Zeus and Hera: Images of a Divine Syzygy

Zeus

“He was a sky god, associated with wind, rain, thunder, and lightning, and was the master of spiritual phenomena, since it was the spirit realm that was signified by the sky and the manifestations of the weather. He was a carrier of justice and judgment, an embodiment of law and the punisher of transgression of the law, accomplished by the hurling of the thunderbolt. He was the personification of creative energy, which constantly spilled out and had an unceasing urge to impregnate, hence his perpetual love affairs.” Edward Edinger, The Eternal Drama: The Inner Meaning of Greek Mythology

Zeus 512px-Rubens_medici_cycle_meeting_at_Lyon

In Edinger’s description of Zeus, we see the image of a powerful masculine ruler of the heavens. Although Zeus is still one of many gods, he is both leader and creator of the pantheon. And just as importantly, we see Zeus’ engagements with his wife, Hera, not as his compliment, but as a shadowy cohort. And although Zeus and Hera are said to be married, the relationship seems less relational and more pro-generative. Zeus is much less interested in a relationship with Hera, but rather a preoccupation with the power to endlessly create through the continual love affairs outside of his marriage. In the realm of the gods, we may see these creative urges as saying less about the familial, and more about the archetypal urge towards expansion through creative reproduction, or differentiating and articulating the One through the diversity of the Many.

Edinger’s own words, in which he declares Zeus as he who “…comes closest of all the members of the Pantheon to embodying the whole Self,” we see an obvious bias, still with us today, towards a preference for a more masculine style of consciousness. Hera, on the other hand, as the feminine divine, is somehow a necessary accomplice and more of a saturnine threat of imprisonment that spurs on Zeus’ impulse for freedom. If the stories of the gods are expressions of particular styles of consciousness, we are glimpsing the ways in which Western civilization values the initiatory force of masculine power, while reducing the value of the feminine, as that which induces fear in the masculine, of time-bound constraint, and the threat of limitation. Is then, the masculine impulse a prerequisite for creative action that requires an abandoned shadowy feminine? If so, is this dynamic the springboard from which Western Civilization arose?
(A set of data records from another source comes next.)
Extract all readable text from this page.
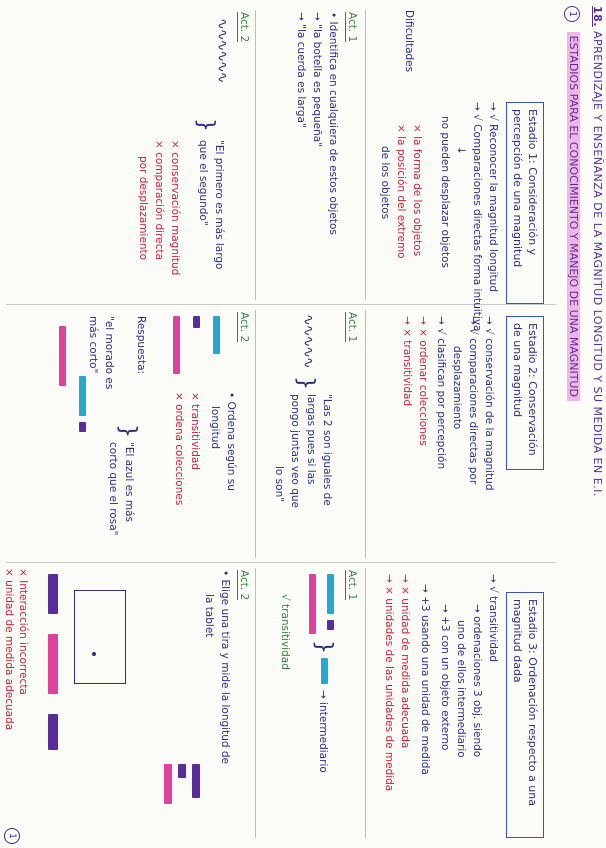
18. APRENDIZAJE Y ENSEÑANZA DE LA MAGNITUD LONGITUD Y SU MEDIDA EN E.I.
1 ESTADIOS PARA EL CONOCIMIENTO Y MANEJO DE UNA MAGNITUD
Estadio 1: Consideración y percepción de una magnitud
→ √ Reconocer la magnitud longitud
→ √ Comparaciones directas forma intuitiva
↓
no pueden desplazar objetos
Dificultades
× la forma de los objetos
× la posición del extremo
de los objetos
Act. 1
• Identifica en cualquiera de estos objetos
→ "la botella es pequeña"
→ "la cuerda es larga"
Act. 2
∿∿∿∿∿∿
}
"El primero es más largo
que el segundo"
× conservación magnitud
× comparación directa
por desplazamiento
Estadio 2: Conservación de una magnitud
→ √ conservación de la magnitud
→ √ comparaciones directas por
desplazamiento
→ √ clasifican por percepción
→ × ordenar colecciones
→ × transitividad
Act. 1
∿∿∿∿∿
}
"Las 2 son iguales de
largas pues si las
pongo juntas veo que
lo son"
Act. 2
• Ordena según su
longitud
× transitividad
× ordena colecciones
Respuesta:
}
"El azul es más
corto que el rosa"
"el morado es
más corto"
Estadio 3: Ordenación respecto a una magnitud dada
→ √ transitividad
→ ordenaciones 3 obj. siendo
uno de ellos intermediario
→ +3 con un objeto externo
→ +3 usando una unidad de medida
→ × unidad de medida adecuada
→ × unidades de las unidades de medida
Act. 1
}
→ intermediario
√ transitividad
Act. 2
• Elige una tira y mide la longitud de
la tablet
× Interacción incorrecta
× unidad de medida adecuada
1
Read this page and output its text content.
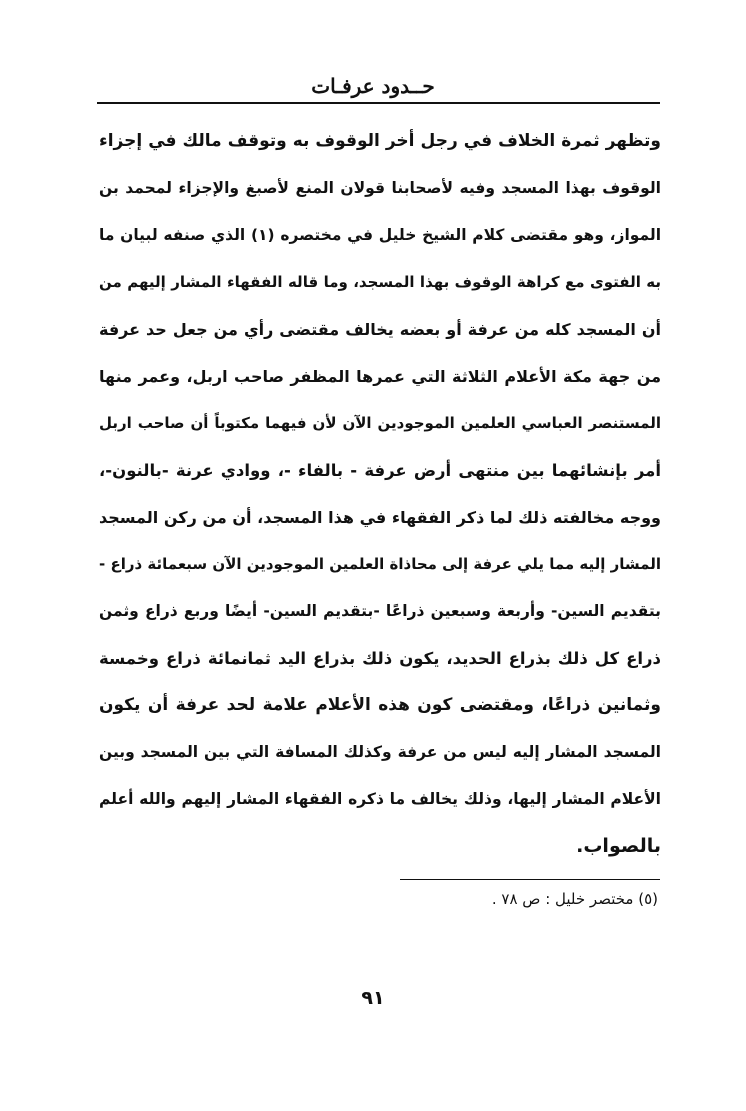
حــدود عرفـات
وتظهر ثمرة الخلاف في رجل أخر الوقوف به وتوقف مالك في إجزاء
الوقوف بهذا المسجد وفيه لأصحابنا قولان المنع لأصبغ والإجزاء لمحمد بن
المواز، وهو مقتضى كلام الشيخ خليل في مختصره (١) الذي صنفه لبيان ما
به الفتوى مع كراهة الوقوف بهذا المسجد، وما قاله الفقهاء المشار إليهم من
أن المسجد كله من عرفة أو بعضه يخالف مقتضى رأي من جعل حد عرفة
من جهة مكة الأعلام الثلاثة التي عمرها المظفر صاحب اربل، وعمر منها
المستنصر العباسي العلمين الموجودين الآن لأن فيهما مكتوباً أن صاحب اربل
أمر بإنشائهما بين منتهى أرض عرفة - بالفاء -، ووادي عرنة -بالنون-،
ووجه مخالفته ذلك لما ذكر الفقهاء في هذا المسجد، أن من ركن المسجد
المشار إليه مما يلي عرفة إلى محاذاة العلمين الموجودين الآن سبعمائة ذراع -
بتقديم السين- وأربعة وسبعين ذراعًا -بتقديم السين- أيضًا وربع ذراع وثمن
ذراع كل ذلك بذراع الحديد، يكون ذلك بذراع اليد ثمانمائة ذراع وخمسة
وثمانين ذراعًا، ومقتضى كون هذه الأعلام علامة لحد عرفة أن يكون
المسجد المشار إليه ليس من عرفة وكذلك المسافة التي بين المسجد وبين
الأعلام المشار إليها، وذلك يخالف ما ذكره الفقهاء المشار إليهم والله أعلم
بالصواب.
(٥) مختصر خليل : ص ٧٨ .
٩١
We might pause here to remind ourselves when considering ideas about mythology to see them not so much as literal figures representing male and female, or even as ways to understand male and femaleness, but as powers of the psyche whose dynamics take hold of the cultural imagination and live through us, sanctified, although sometimes shadowy collective influences. As dynamics, these traits persist, even where individuals themselves may more or less incorporate them within a particular lifetime.

“There are long lists of the lovers of Zeus, and by and large they had an unhappy time of it. Hera, personifying the feminine embodiment of the Self, was fiercely opposed to these dalliances, and would often punish Zeus’ lovers. For example, Zeus fell in love with the beautiful Io and then turned her into a white cow so that she could escape Hera’s detection. This ruse failed and Hera set gadflies after her which, stinging, pursued her around the world.”
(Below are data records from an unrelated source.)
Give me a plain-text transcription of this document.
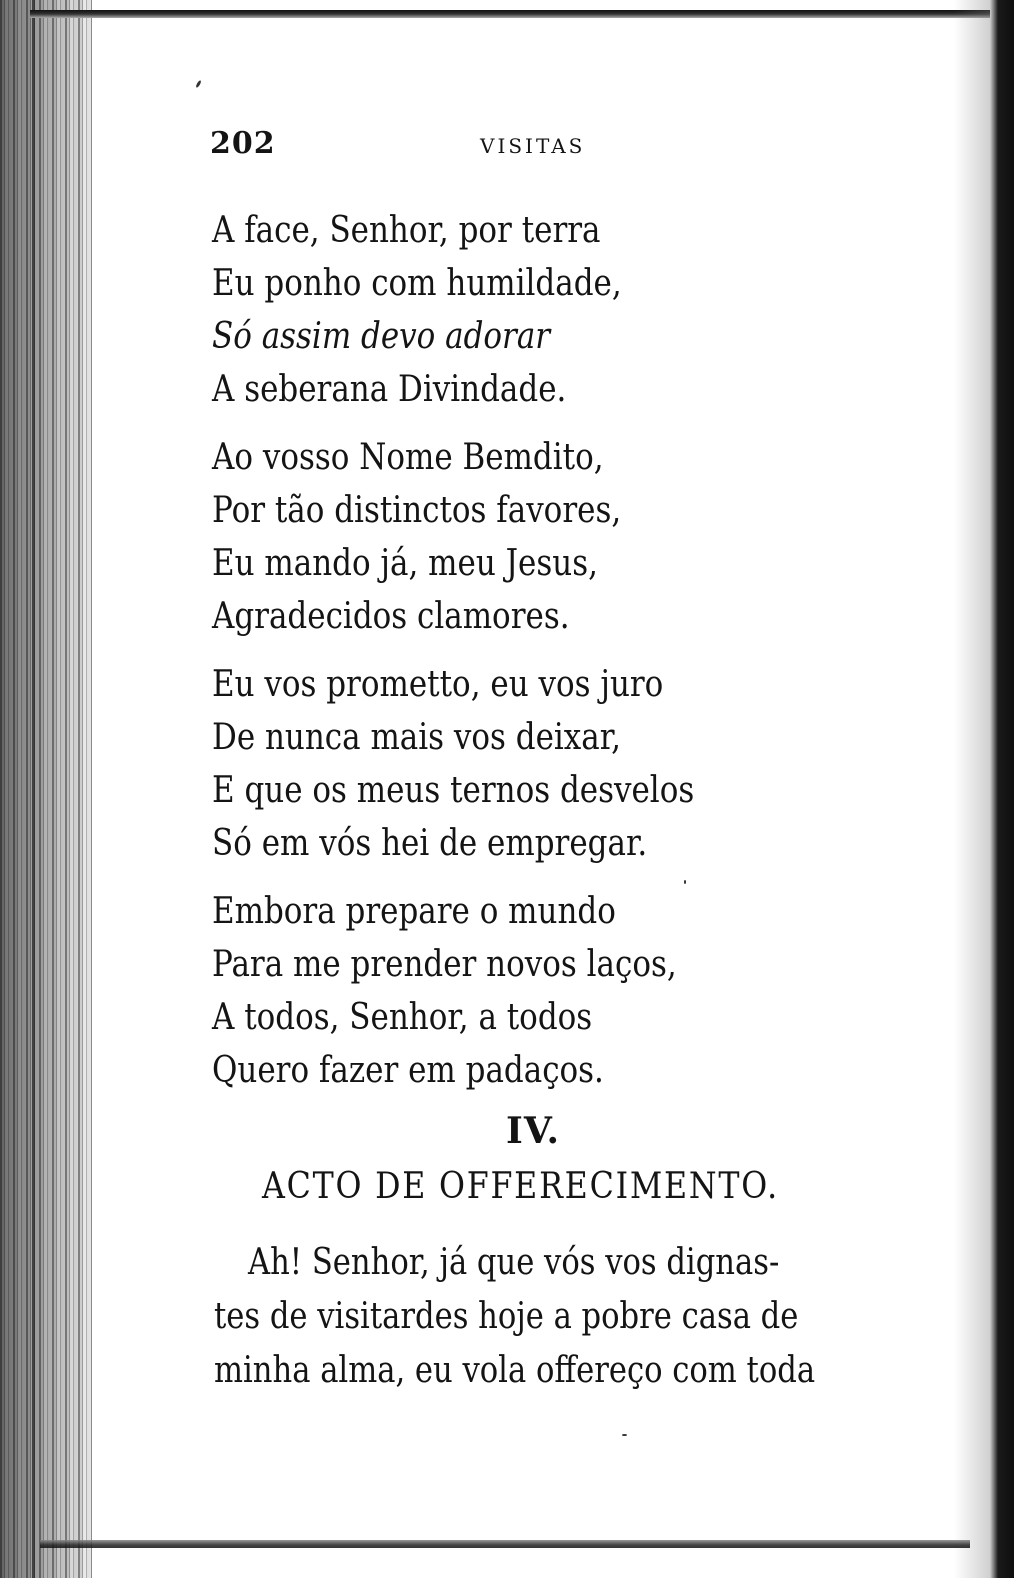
202	VISITAS
A face, Senhor, por terra
Eu ponho com humildade,
Só assim devo adorar
A seberana Divindade.
Ao vosso Nome Bemdito,
Por tão distinctos favores,
Eu mando já, meu Jesus,
Agradecidos clamores.
Eu vos prometto, eu vos juro
De nunca mais vos deixar,
E que os meus ternos desvelos
Só em vós hei de empregar.
Embora prepare o mundo
Para me prender novos laços,
A todos, Senhor, a todos
Quero fazer em padaços.
IV.
ACTO DE OFFERECIMENTO.
Ah! Senhor, já que vós vos dignas-
tes de visitardes hoje a pobre casa de
minha alma, eu vola offereço com toda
Edinger, Edward F.. The Eternal Drama: The Inner Meaning of Greek Mythology

Zeus,_Semele_und_Hera._Flämisch,_3._Viertel_17._Jahrhundert_(Erasmus_Quellinus_II_oder_Jan_Erasmus_Quellinus)

Rather than the separate dynamics of masculine and feminine, aren’t we though, seeing a syzygy  within the relationship between Zeus and Hera? And, in what ways do these dynamics reassemble within our own modes of modern day consciousness? Although there’s no denying that the archetypes play out between actual men and women, and that men and women are afforded different degrees of power by virtue of their physical nature and social-political norms, can we also see the ways in which all of us have inherited a portion of Zeus’ quest for power, and Hera’s jealous ploys to address or balance the excess? For if as Jung states, the gods have become diseases, surely this syzygy is one of them! The more a Zeus-like excess threatens to destroy the world as we know it, the more outrageous the response of Hera’s house-holding economics becomes.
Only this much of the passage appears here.